By Jack Cumming

As I write this, I’m sitting with two large bundles of verbiage topping my desk towers (towers of untended paperwork). Both tower toppers relate to the Brookdale Annual Meeting, now scheduled for July 11, 2025.

Blue or White?

One bundle includes, “Vote ‘FOR’ only the eight company nominees listed on the accompanying BLUE proxy card.” It’s written in bold type. The other bundle exhorts, “We urge you to … support our efforts by signing, dating, and returning the enclosed WHITE universal proxy card today.”

The WHITE folks add, “If you have already voted for the incumbent management slate on the company’s universal proxy card, you have every right to change your vote by signing, dating, marking your vote, and returning a later-dated WHITE universal proxy card or by voting in person at the Annual Meeting.”

Customers Omitted

Lots of words all about money with little or no mention of the residents and their families who pay the money with which these two adversarial management teams hope to enrich themselves. There is much talk of “shareholder value,” but little evidence of business value. Business value comes from satisfied customers whose loyalty enhances reputation and builds a business. Growth generally outperforms margins.

The evidence is considerable that Brookdale is not serving its customers well. It has struggled with occupancy, a measure often used to gauge resident satisfaction or dissatisfaction. Occupancy has languished well below industry norms. Clearly, current management has not done well with its stewardship.

BadCo, GoodCo, BadAssCo

The new, clever money crew proposes ranking properties by occupancy and selling or “monetizing” “BadCo” (below 75% occupancy) communities, shrinking Brookdale into a smaller “GoodCo” (above 75% occupancy) enterprise. Neither is very constructive. Obviously, most of the rest of the industry knows how to bring both “BadCo” and “GoodCo” properties up closer to 90% or better occupancy. They’re doing it.

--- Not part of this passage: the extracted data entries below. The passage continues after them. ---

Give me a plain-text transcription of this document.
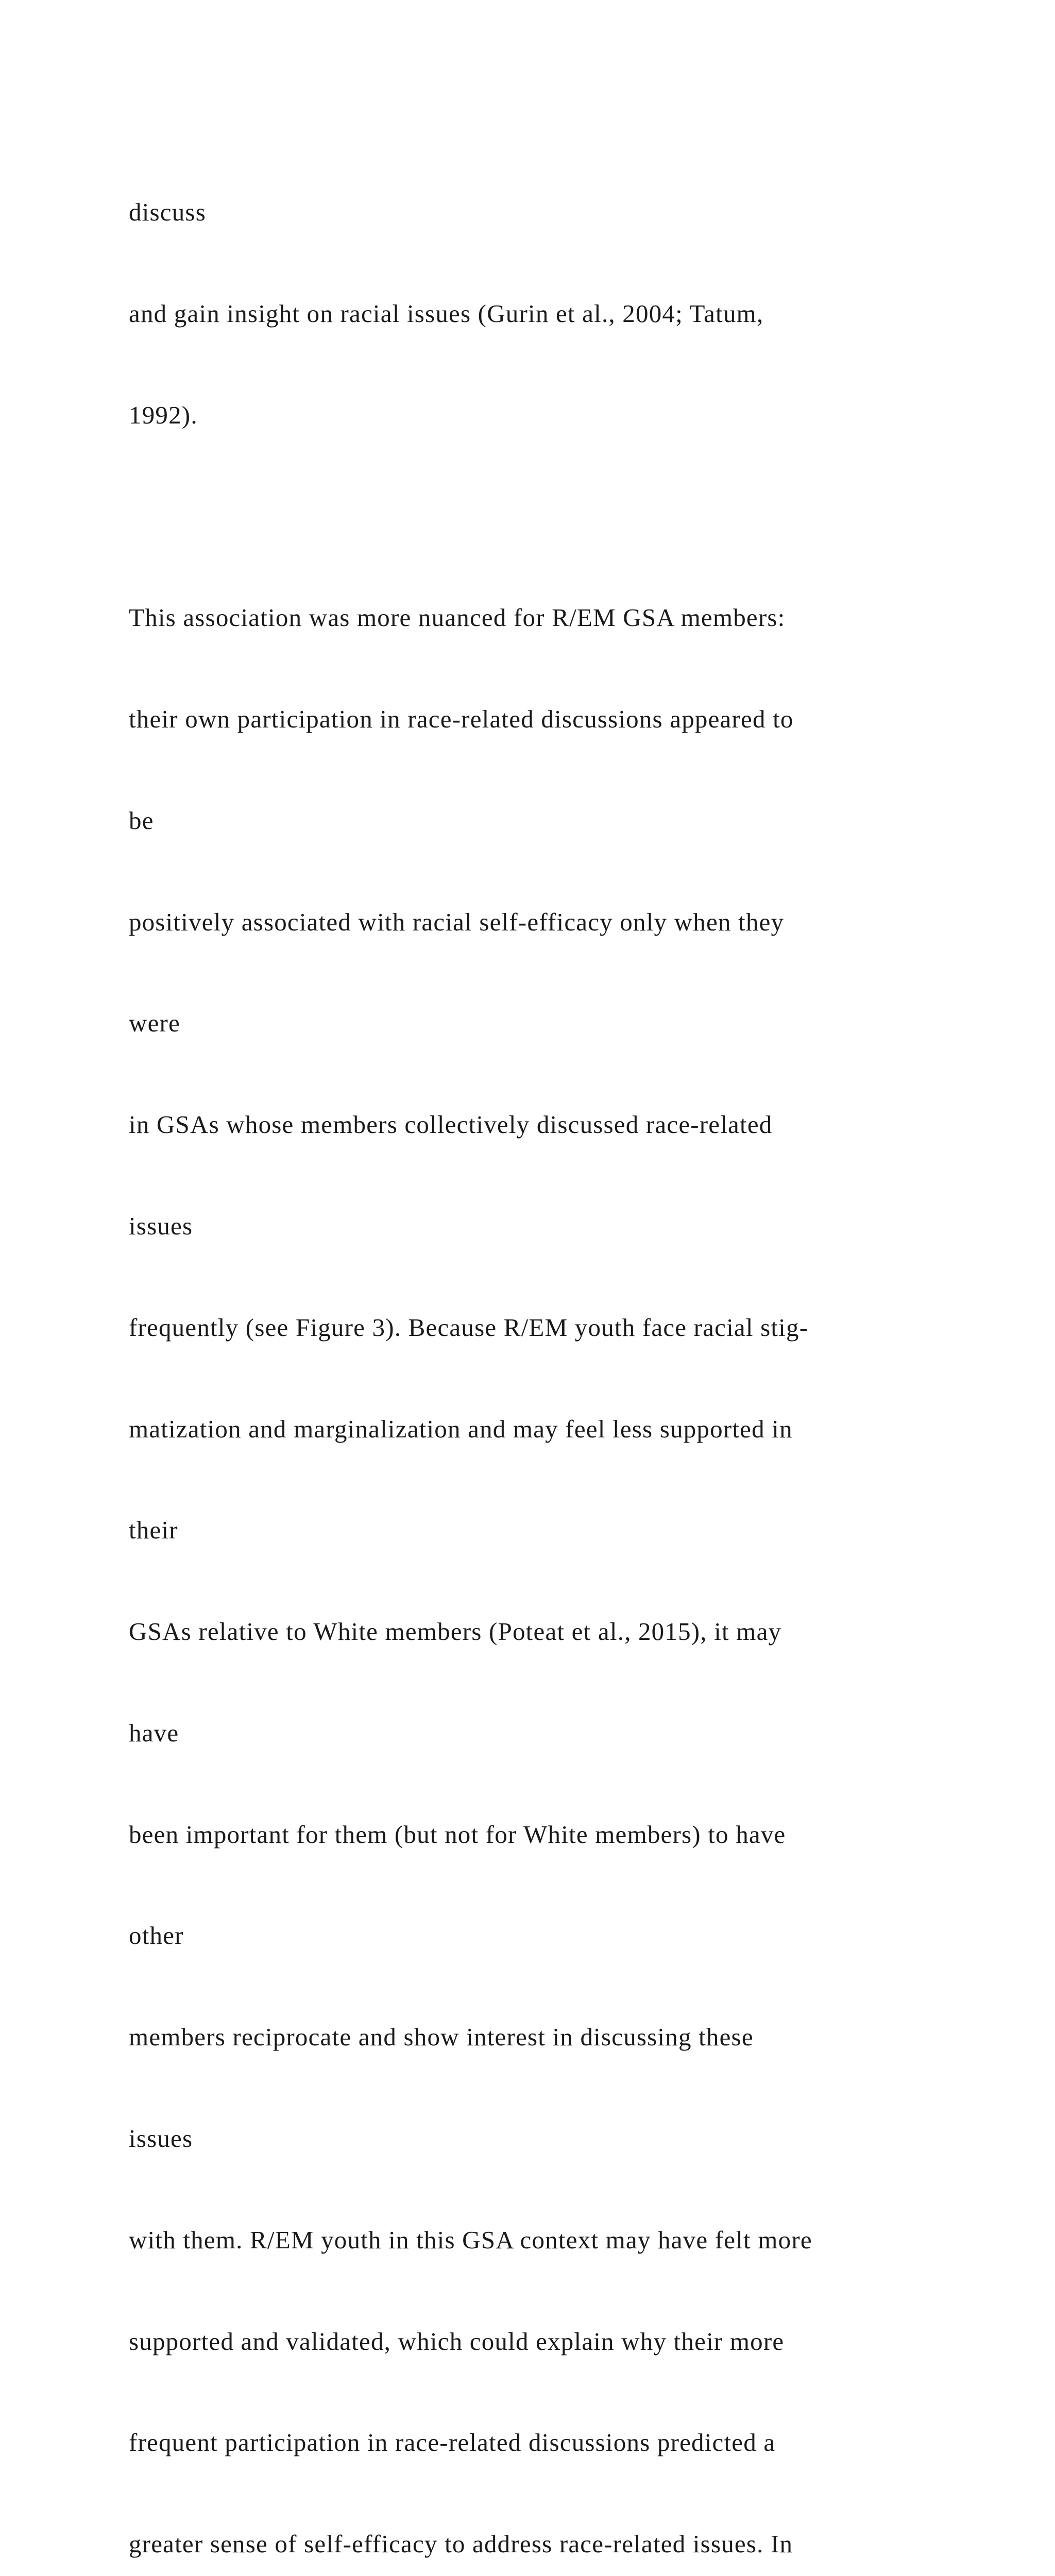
discuss

and gain insight on racial issues (Gurin et al., 2004; Tatum,

1992).

This association was more nuanced for R/EM GSA members:

their own participation in race-related discussions appeared to

be

positively associated with racial self-efficacy only when they

were

in GSAs whose members collectively discussed race-related

issues

frequently (see Figure 3). Because R/EM youth face racial stig-

matization and marginalization and may feel less supported in

their

GSAs relative to White members (Poteat et al., 2015), it may

have

been important for them (but not for White members) to have

other

members reciprocate and show interest in discussing these

issues

with them. R/EM youth in this GSA context may have felt more

supported and validated, which could explain why their more

frequent participation in race-related discussions predicted a

greater sense of self-efficacy to address race-related issues. In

Focusing on occupancy would be good for customers, good for the company, and good for shareholders … very good for shareholders. Yet, neither current management nor the usurpers care enough about people to think much about what might attract customers and make them satisfied. Has business really become this self-serving? This contest of the greedy dragons makes Adam Smith seem altruistic.

Greed

We live in an era in which greed, self-aggrandizement, and self-deification are often on display. Hollywood gives us the telling quote that applies here: “… greed for lack of a better word is good. Greed is right. Greed works. Greed clarifies, cuts through, and captures the essence of the evolutionary spirit. Greed in all of its forms, greed for life, for money, for love, for knowledge has marked an upward surge of mankind …”. [Source]

I disagree. I think we can be better than this. Humans are gregarious and communal. Vultures are not. They swoop in with destructive intent. Brookdale should have nothing to do with vultures.

The Lesser Evil

The shareholders of Brookdale now face two unappealing alternatives. We’ve been here before. How often do we have to vote for the lesser evil as our nation, or in this case, our company, suffers and loses face? Yes, Brookdale needs new life and a new commitment.

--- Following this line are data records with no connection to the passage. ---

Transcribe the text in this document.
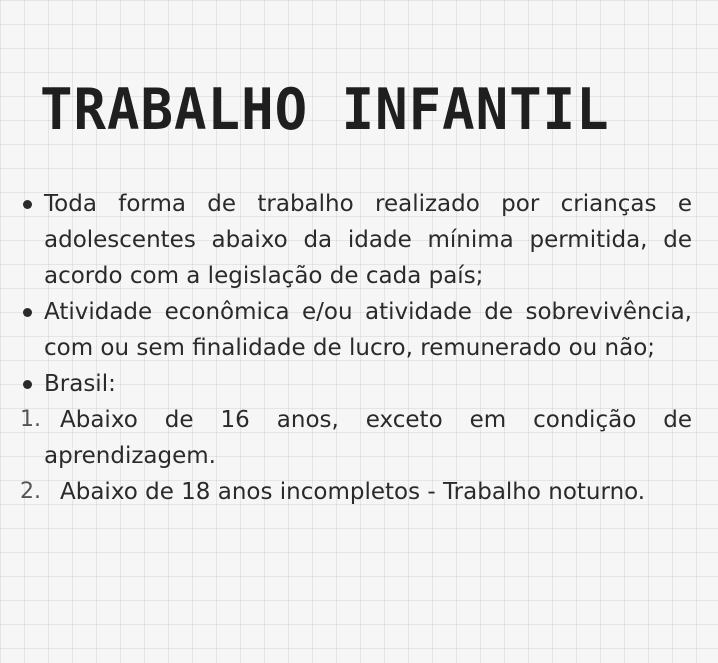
TRABALHO INFANTIL
Toda forma de trabalho realizado por crianças e adolescentes abaixo da idade mínima permitida, de acordo com a legislação de cada país;
Atividade econômica e/ou atividade de sobrevivência, com ou sem finalidade de lucro, remunerado ou não;
Brasil:
1. Abaixo de 16 anos, exceto em condição de aprendizagem.
2. Abaixo de 18 anos incompletos - Trabalho noturno.
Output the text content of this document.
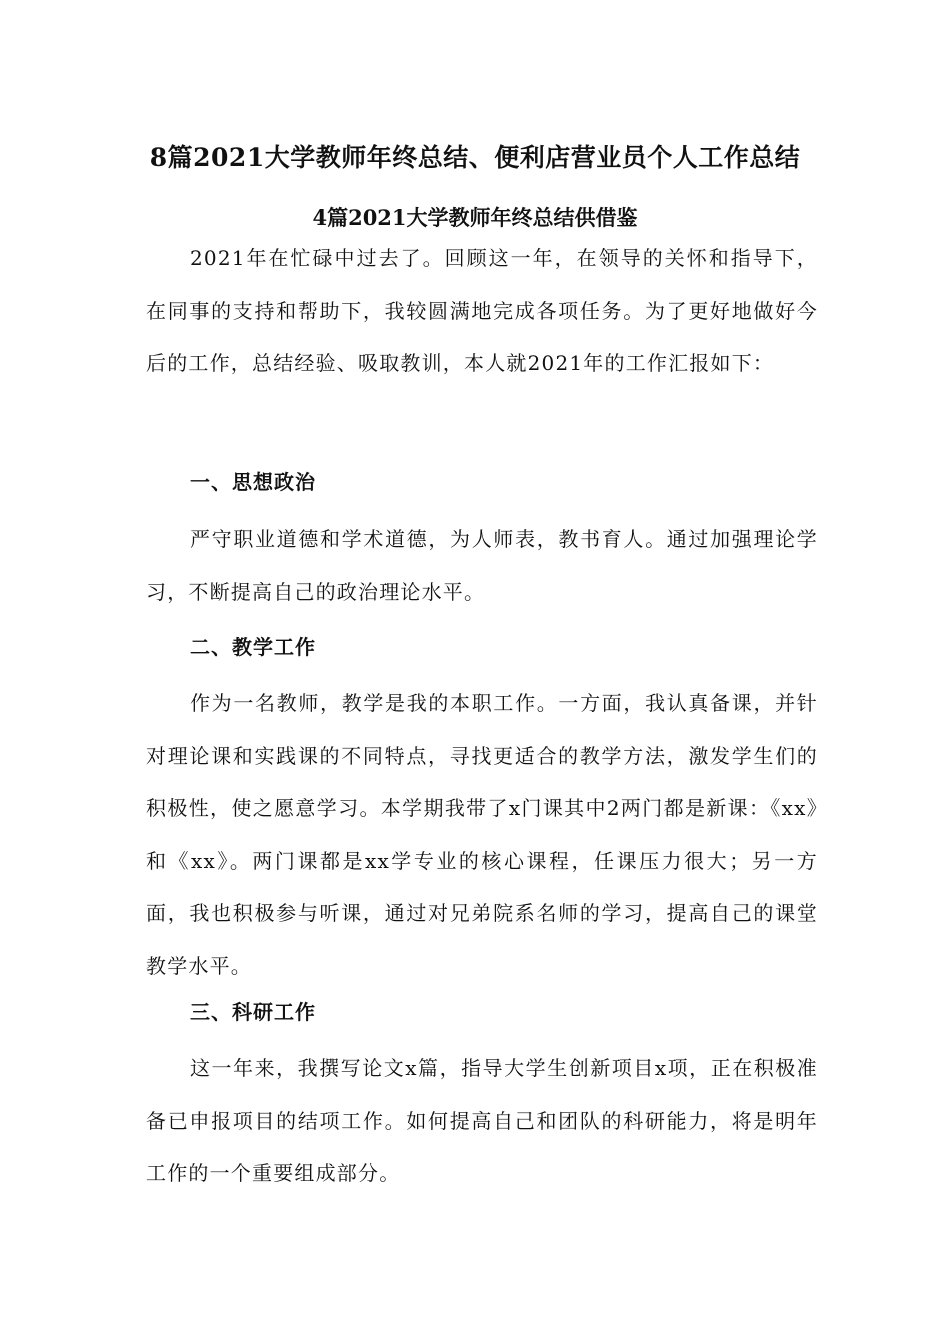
8篇2021大学教师年终总结、便利店营业员个人工作总结
4篇2021大学教师年终总结供借鉴

2021年在忙碌中过去了。回顾这一年，在领导的关怀和指导下，在同事的支持和帮助下，我较圆满地完成各项任务。为了更好地做好今后的工作，总结经验、吸取教训，本人就2021年的工作汇报如下：

一、思想政治

严守职业道德和学术道德，为人师表，教书育人。通过加强理论学习，不断提高自己的政治理论水平。

二、教学工作

作为一名教师，教学是我的本职工作。一方面，我认真备课，并针对理论课和实践课的不同特点，寻找更适合的教学方法，激发学生们的积极性，使之愿意学习。本学期我带了x门课其中2两门都是新课：《xx》和《xx》。两门课都是xx学专业的核心课程，任课压力很大；另一方面，我也积极参与听课，通过对兄弟院系名师的学习，提高自己的课堂教学水平。

三、科研工作

这一年来，我撰写论文x篇，指导大学生创新项目x项，正在积极准备已申报项目的结项工作。如何提高自己和团队的科研能力，将是明年工作的一个重要组成部分。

Vulture capitalism is not Brookdale’s best future. Read the qualifications of the two slates of directors that are proposed as qualified to oversee this great trust of a business. Most are money denizens, investors of wealth of one form or another. But, Brookdale is a people business, and it needs a people person of astute perception and understanding to lead it forward.

This doesn’t require the lengthy, stultifying process-laden busywork of a six-month search by Spencer Stuart. It requires a wise board with members of high character, versed in the humanities of people, a board with ethical and moral standards to match. Is that so rare and improbable in our America of 2025?

Facing this election at such a sad time with such limited choices is devastating. America needs a respectable Brookdale, not just a money machine to enrich those who value money before people. We need leadership of stature, not the only option being to choose the lesser of two evils.

Disclaimer: I bought Brookdale shares at $37, and the price now is below $7, so if Brookdale were to rise to more than five times its current value, I might have a chance of benefiting from my investment.